Back in March, when Meta announced plans to start paying creators, $USDC The move was widely interpreted as another milestone for stablecoins to enter the financial mainstream, with expansion expected across Colombia and the Philippines to more than 160 countries by the end of the year. It’s no doubt significant that a company responsible for approximately $3 billion in annual payments to creators has chosen on-chain payments over traditional banking rails. However, Meta didn’t introduce a complete payment experience. This was a faster way to move funds between accounts.
For many users, especially those in emerging markets, the hard part only begins once the payment arrives. Although stablecoins have largely solved cross-border digital payments, their integration into local consumer financial systems remains uneven. This is where the next stage of the payments race will be decided.
The real friction begins after reconciliation.
Creator to receive $USDC Payments from Meta require connecting to an external wallet, choosing a supported network such as Solana or Polygon, and managing your own storage. Meta warns that funds sent to incorrect addresses or unsupported chains cannot be recovered. From that point on, the platform leaves the transaction completely.
The transfer itself is efficient. Payments are almost instantaneous, costs are negligible, and cross-border movement is virtually frictionless compared to traditional banking rails. But creators in Manila and Bogota often still need to convert $USDC Convert to local currency to fully participate in the local consumer economy. This means transferring funds to an exchange or liquidity provider, passing compliance checks, selling them into fiat currency, and withdrawing them through the domestic banking infrastructure. Each step introduces fees, delays, and operational friction that are outside of the meta ecosystem. For creators who specialize in content rather than cryptocurrencies, just accessing their earnings is extremely complex.
And this is where the structural limitations of stablecoin payments become apparent. Although the infrastructure optimizes payments, ease of use still varies widely by market.
The selection of the Philippines and Colombia as pilot markets makes this tension even more evident. Both countries combine strong creator economies with expensive cross-border payment systems, where conversion and transfer fees can consume a significant portion of small payments. Particularly in the Philippines, mobile wallet adoption is already deeply embedded in everyday commerce, supported by platforms such as GCash and Maya, and strengthened by the emergence of tokenized payment services from global technology companies. These are exactly the kinds of markets where stablecoin payments should have a compelling advantage. However, off-ramp infrastructure remains fragmented, with uneven liquidity, compliance requirements, fees, and user experiences across providers and jurisdictions.
Card rail starts at the other end
Card networks are taking a different approach. Rather than starting with blockchain payments and leaving the conversion to users, we focused on integrating stablecoins into existing financial infrastructure.
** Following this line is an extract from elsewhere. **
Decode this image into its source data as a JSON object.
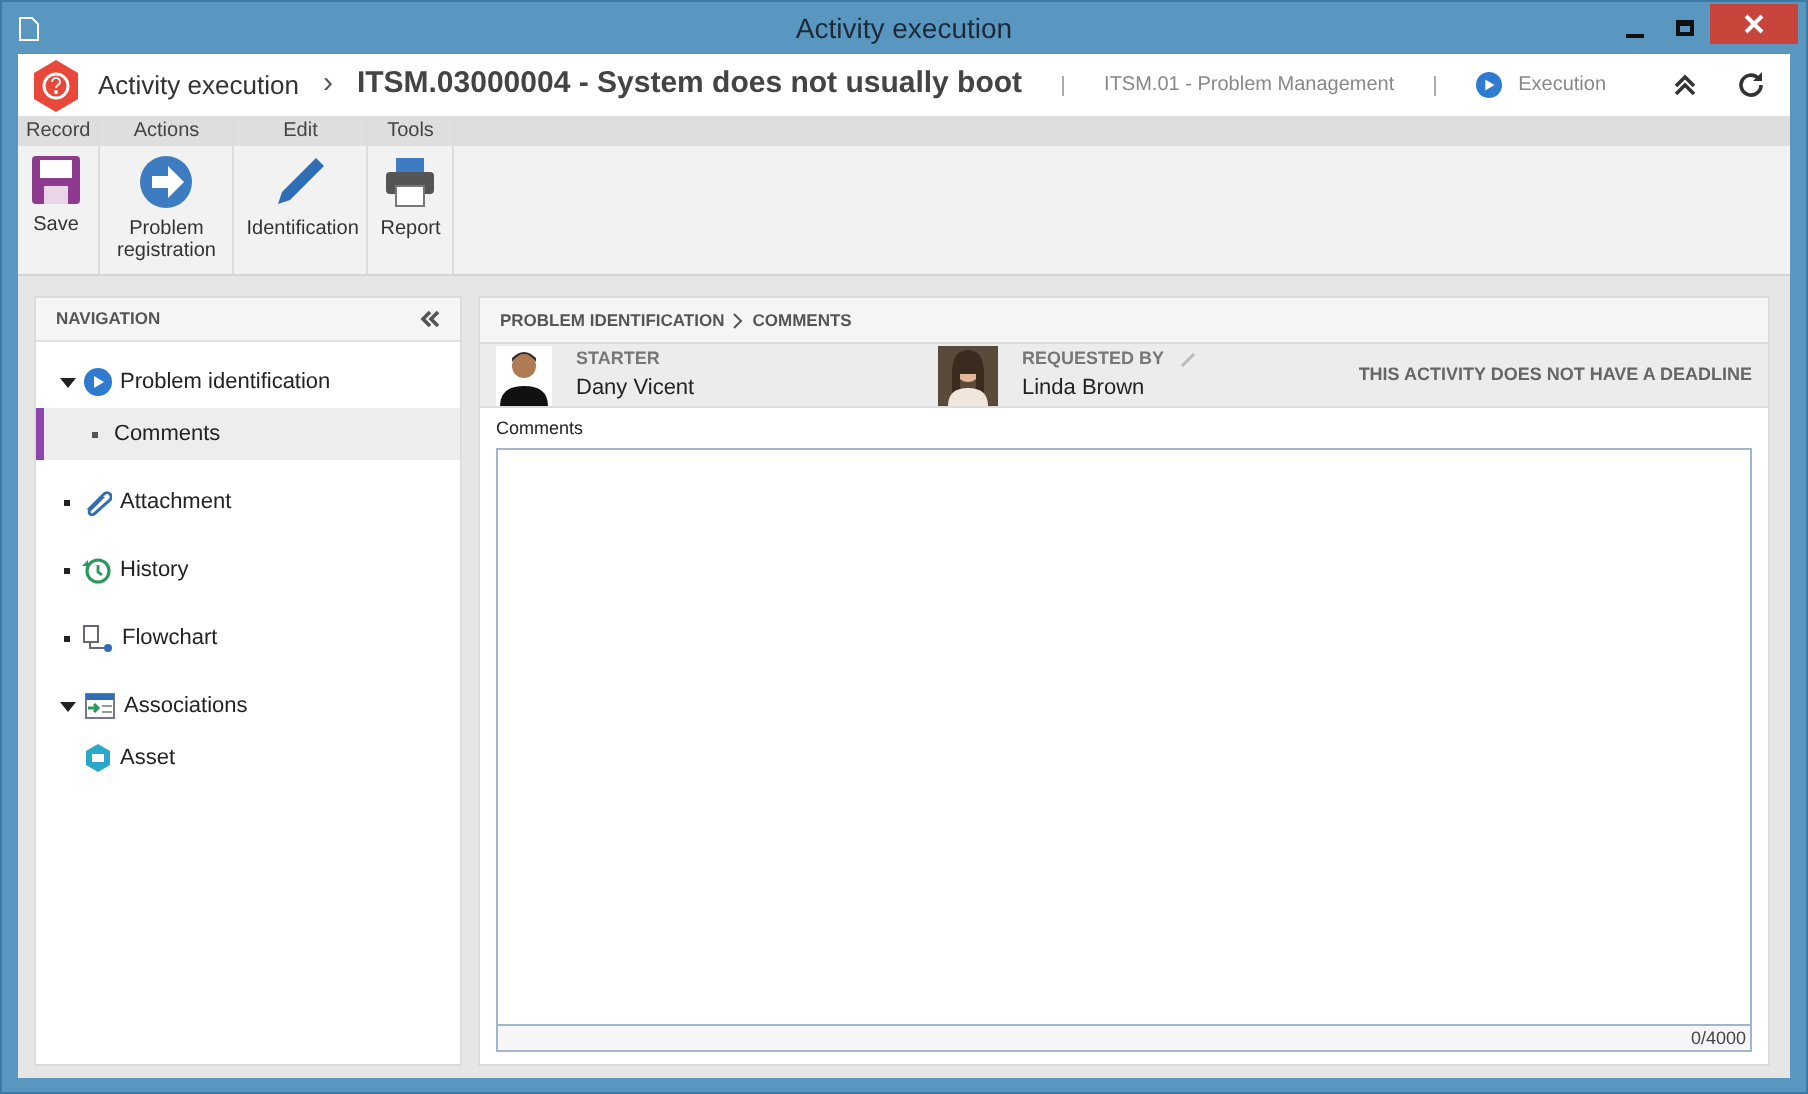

Mastercard’s $1.8 billion acquisition of BVNK will expand the company’s stablecoin payment capabilities to more than 130 jurisdictions and integrate with established reporting and compliance systems. Visa and Bridge’s partnership enables cards linked to stablecoins, allowing users to spend their digital dollar balances at merchants that accept Visa while conversions are processed in the background.
This distinction reflects a deeper architectural choice about where to place complexity. Meta’s model requires multiple steps through wallets, exchanges, and withdrawal queues before payments are available. This lighter approach may also reflect the regulatory and operational burden of directly offering fiat conversion and custody services across dozens of jurisdictions, but the ultimate responsibility for navigating the encryption layers rests with the user. In the card network model, stablecoins exist completely behind the scenes. User never sees $USDC Balance and manage blockchain networks. Fiat currencies move in and out of the system as usual, but stablecoins process payments invisibly.
Although both models use stablecoins in the payment layer, they differ significantly in how they handle the complexities faced by users.
Where stablecoin adoption will really grow
Stablecoin trading volume will reach $33 trillion in 2025, an increase of 72% year-on-year, and adoption by institutional investors continues to accelerate. For now, the question for the payments industry is not whether stablecoins will become part of the world’s financial infrastructure (though that transition is effectively underway), but whether the off-ramp layer can grow at the same pace as on-chain payments.
The system that will ultimately scale is one that makes the blockchain infrastructure invisible to the end user. Stablecoins may sit in the middle of the stack, but the user experience is defined entirely in fiat terms. That is, pesos in your wallet, card balance, or payments accepted at checkout, oblivious to the underlying rails.
This is where current implementations, including meta, expose the friction that remains in the industry. By revealing wallets, networks, and conversion steps directly to the creators, we reveal the operational complexities that still underlie what is being touted as instant global payments. The infrastructure is efficient at payments, but fragmented at integration. This reflects that the industry is progressing faster in building on-chain systems than it is in integrating them cleanly into existing financial workflows.
While Meta has helped move the conversation forward, the next stage of adoption will not be determined by transaction speed or blockchain throughput, but by seamless integration into the financial stack, including card networks, banking apps, and merchant terminals. In its final state, a stablecoin exists within the system but is largely invisible to users. That effort is already underway across card networks. Platforms that process payments will also need to catch up.